Pantun merupakan salah satu budaya Indoensia dan telah mendapatkan pengakuan dari UNESCO sebagai Warisan Budaya Tak benda pada sesi ke-15 Komite Antar Pemerintah untuk Perlindungan Warisan Budaya Tak Benda di Kantor Pusat UNESCO di Paris, Prancis. (dikutip dari https://anyflip.com/wiirj/cfbd/)
Pantun merupakan seni verbal Nusantara. Seni verbal ini merrpakan salah satu jenis sastra yang termasuk dalam kategori puisi lama. Pantun merupakan media komunikasi dalam banyak situasi.
Pantun kerap digunakan untuk menampilkan seni pertunjukan. Dalam pentas lenong Betawi, misalnya, pantun menjadi salah satu bentuk dialog yang selalu menarik perhatian penonton.

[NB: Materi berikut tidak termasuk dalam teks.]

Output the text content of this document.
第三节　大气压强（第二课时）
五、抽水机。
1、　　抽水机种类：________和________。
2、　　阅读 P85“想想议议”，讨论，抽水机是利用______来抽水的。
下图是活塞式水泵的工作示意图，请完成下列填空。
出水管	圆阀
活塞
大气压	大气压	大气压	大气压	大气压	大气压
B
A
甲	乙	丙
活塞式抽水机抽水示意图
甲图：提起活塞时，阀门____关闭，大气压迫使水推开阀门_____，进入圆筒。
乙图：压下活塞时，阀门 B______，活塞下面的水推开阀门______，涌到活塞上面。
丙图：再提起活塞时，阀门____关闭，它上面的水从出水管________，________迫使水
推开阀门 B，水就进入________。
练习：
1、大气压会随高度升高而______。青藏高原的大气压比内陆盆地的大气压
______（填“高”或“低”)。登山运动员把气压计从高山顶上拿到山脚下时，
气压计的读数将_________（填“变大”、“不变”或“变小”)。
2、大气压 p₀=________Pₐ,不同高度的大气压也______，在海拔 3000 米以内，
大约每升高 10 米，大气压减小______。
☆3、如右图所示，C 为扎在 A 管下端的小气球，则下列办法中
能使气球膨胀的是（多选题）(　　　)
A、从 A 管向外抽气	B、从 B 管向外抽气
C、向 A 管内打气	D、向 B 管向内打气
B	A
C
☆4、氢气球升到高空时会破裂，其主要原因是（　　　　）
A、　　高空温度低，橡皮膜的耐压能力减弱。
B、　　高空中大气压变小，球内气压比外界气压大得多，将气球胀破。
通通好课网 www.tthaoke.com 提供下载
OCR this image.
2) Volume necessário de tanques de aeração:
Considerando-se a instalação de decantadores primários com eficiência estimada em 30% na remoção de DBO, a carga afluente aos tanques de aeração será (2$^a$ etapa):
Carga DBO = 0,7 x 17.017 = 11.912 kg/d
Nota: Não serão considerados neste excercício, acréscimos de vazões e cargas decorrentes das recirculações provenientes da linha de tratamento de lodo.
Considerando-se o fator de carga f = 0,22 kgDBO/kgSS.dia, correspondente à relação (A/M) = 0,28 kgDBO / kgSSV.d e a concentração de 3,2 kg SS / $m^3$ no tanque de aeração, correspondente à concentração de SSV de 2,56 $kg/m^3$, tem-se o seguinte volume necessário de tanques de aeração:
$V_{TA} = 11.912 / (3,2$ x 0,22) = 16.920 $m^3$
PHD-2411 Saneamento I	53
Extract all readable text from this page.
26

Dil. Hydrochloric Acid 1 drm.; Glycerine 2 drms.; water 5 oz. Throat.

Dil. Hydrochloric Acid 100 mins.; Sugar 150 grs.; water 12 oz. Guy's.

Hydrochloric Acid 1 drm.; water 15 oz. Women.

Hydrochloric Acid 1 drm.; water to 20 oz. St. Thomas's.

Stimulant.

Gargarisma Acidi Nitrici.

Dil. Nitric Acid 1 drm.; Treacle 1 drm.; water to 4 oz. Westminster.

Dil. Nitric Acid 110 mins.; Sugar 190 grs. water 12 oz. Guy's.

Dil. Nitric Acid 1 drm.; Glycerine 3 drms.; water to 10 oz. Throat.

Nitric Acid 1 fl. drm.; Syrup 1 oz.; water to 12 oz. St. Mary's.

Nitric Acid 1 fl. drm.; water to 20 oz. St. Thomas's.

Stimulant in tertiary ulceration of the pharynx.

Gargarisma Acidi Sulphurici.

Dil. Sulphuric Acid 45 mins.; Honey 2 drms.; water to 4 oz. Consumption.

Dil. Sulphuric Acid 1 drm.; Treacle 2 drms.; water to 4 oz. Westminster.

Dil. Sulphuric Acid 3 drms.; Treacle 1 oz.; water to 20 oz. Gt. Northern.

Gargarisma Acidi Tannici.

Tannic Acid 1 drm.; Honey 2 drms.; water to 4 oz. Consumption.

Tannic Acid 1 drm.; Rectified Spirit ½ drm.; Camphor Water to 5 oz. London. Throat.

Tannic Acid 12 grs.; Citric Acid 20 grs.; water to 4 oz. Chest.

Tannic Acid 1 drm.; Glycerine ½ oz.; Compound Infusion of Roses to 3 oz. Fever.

Dalam tradisi pertunjukan masyarakat Sasak (Lombok) dikenal seni pentas rudat. Seni pentas ini merupakan seni drama yang mengkombinasi seni musik tradisional, seni tari, nyanyian, dan tentu saja drama. Dalam proses dialog tersebut selalu ada selipan pantun yang membuat pementasan lebih hidup.
Pantun sebagai bagian dari seni sastra memiliki keunikan sendiri. Sebagaimana diajarkan sejak bangku sekolah sebuah pantun terdiri dari empat baris pada setiap bait. Dua baris pertama disebut sampiran dan dua baris lainnya mengandung isi.
Sampiran merupakan unsur tambahan. Bagian ini berfungsi sebagai pelengkap untuk memberi efek keindahan dalam pengucapannya.
Unsur lainnya adalah rima atau sajak. Unsur ini secara umum dimaknai sebagai pengulangan bunyi pada beberapa kata dalam sebuah pantun. Pada dasarnya, tidak saja pada pantun, pengulangan bunyi juga kerap mewarnai sebuah puisi. Sajak atau rima selalu dilibatkan dalam proses kreatif karya puisi. Hanya saja pada pantun pengulangan itu lebih nyata dan memiliki ciri khas tersendiri.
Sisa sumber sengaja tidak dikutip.